悲劇大好き酒クズ野郎によってもはややけくそ気味にニーズホッグが召喚されたり、グランド・デイにとあるモンスターの残滓が目覚めたり、春姫の魔法を使って実質レベル10になった水月がうんこの魔法と剣で黒龍を消し飛ばしたり。
端的に言えば、だ。
男は最強だった。
だから何だ俺はうんこだと男は嗤った。
これは、語るべき物語の存在しない英雄譚。
うんこの魔法。
それを否定したくてその男はレベル8になった。
その魔法以外の可能性を引き出したくて女神は本気で自分の眷族の恩恵と向き合ってきた。
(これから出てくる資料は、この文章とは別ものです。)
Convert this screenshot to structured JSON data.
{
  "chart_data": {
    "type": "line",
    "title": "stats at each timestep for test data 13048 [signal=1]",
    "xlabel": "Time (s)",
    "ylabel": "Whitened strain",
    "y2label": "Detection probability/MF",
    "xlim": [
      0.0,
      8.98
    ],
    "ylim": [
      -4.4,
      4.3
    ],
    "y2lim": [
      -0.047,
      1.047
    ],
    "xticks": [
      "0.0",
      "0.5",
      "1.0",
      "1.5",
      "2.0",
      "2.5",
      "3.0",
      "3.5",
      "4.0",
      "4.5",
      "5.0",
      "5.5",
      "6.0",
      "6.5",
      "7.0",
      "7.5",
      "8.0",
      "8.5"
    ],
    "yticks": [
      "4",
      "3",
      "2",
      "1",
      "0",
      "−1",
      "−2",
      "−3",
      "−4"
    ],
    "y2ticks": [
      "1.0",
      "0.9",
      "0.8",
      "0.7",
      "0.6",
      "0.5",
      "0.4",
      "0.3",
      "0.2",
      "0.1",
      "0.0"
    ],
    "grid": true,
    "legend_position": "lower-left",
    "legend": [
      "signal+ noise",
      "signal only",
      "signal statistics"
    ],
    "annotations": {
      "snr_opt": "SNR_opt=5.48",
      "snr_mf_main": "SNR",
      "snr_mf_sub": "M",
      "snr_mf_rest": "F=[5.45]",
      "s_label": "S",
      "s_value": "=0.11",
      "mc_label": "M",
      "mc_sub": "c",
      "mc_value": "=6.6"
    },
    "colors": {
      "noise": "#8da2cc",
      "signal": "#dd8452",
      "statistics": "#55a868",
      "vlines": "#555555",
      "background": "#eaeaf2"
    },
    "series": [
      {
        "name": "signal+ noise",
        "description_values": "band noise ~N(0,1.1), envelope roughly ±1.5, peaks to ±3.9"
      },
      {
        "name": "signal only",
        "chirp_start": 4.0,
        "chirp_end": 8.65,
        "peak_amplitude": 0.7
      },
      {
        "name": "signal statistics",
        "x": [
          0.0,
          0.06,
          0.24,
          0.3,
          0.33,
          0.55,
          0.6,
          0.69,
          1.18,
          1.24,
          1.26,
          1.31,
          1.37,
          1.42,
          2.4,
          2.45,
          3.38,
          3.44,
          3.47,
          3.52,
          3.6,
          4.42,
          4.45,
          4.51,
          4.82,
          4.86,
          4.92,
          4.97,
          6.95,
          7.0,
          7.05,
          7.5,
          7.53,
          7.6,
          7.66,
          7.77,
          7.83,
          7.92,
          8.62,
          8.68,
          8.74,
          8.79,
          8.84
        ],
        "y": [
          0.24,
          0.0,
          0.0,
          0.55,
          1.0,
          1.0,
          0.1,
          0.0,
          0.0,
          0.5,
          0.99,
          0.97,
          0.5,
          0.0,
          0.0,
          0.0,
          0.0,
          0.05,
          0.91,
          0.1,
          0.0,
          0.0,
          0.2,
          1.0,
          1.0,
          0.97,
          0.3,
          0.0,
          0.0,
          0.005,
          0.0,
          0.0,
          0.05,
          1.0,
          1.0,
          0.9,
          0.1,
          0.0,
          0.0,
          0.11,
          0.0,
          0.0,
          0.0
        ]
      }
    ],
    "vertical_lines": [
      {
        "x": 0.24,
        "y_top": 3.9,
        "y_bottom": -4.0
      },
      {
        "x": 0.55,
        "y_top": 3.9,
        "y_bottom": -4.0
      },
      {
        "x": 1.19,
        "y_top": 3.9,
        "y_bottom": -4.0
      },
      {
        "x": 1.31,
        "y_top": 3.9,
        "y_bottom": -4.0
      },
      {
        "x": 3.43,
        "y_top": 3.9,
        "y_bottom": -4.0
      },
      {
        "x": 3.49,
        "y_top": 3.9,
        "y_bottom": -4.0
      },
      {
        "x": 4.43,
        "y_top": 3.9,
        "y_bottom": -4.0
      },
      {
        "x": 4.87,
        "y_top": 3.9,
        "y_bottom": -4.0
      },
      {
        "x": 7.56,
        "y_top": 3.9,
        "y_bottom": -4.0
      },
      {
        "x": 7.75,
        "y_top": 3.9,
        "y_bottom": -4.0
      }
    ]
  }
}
だが、ヘスティアも水月も結局魔法を使う以外の選択肢を恩恵から引き出すことはできなかった。
男は最強だった。
最強だったが孤独ではなくなった。
その男は雲を切り、時を断つ。
彼の剣技を前にして生き残る道は、慈悲をかけられたときのみ。
慈悲を向けられなかった敵は、万象一切塵となる。
彼は、楽しそうな顔で刀を振る。
並び立とうとするものは、案外いた。
神と人は、彼を希望と畏怖を込めてこう呼んだ。
───迷宮喰らい、と。
お疲れ様でした!
これにて『うんこみたいな魔法』完結です。
ダンまち二次で一番うんこを連呼した小説だと思います。
誰からもうんこみたいなっていうかうんこそのものじゃんみたいなツッコミは来ませんでしたが、1話で終わる予定だったにしては本当によく続いたし案外綺麗な感じで終わったなと思います。
うんこいっぱい出せてスッキリしました。
たくさんの評価と感想も嬉しかったです。
お付き合い頂きまして誠にありがとうございました。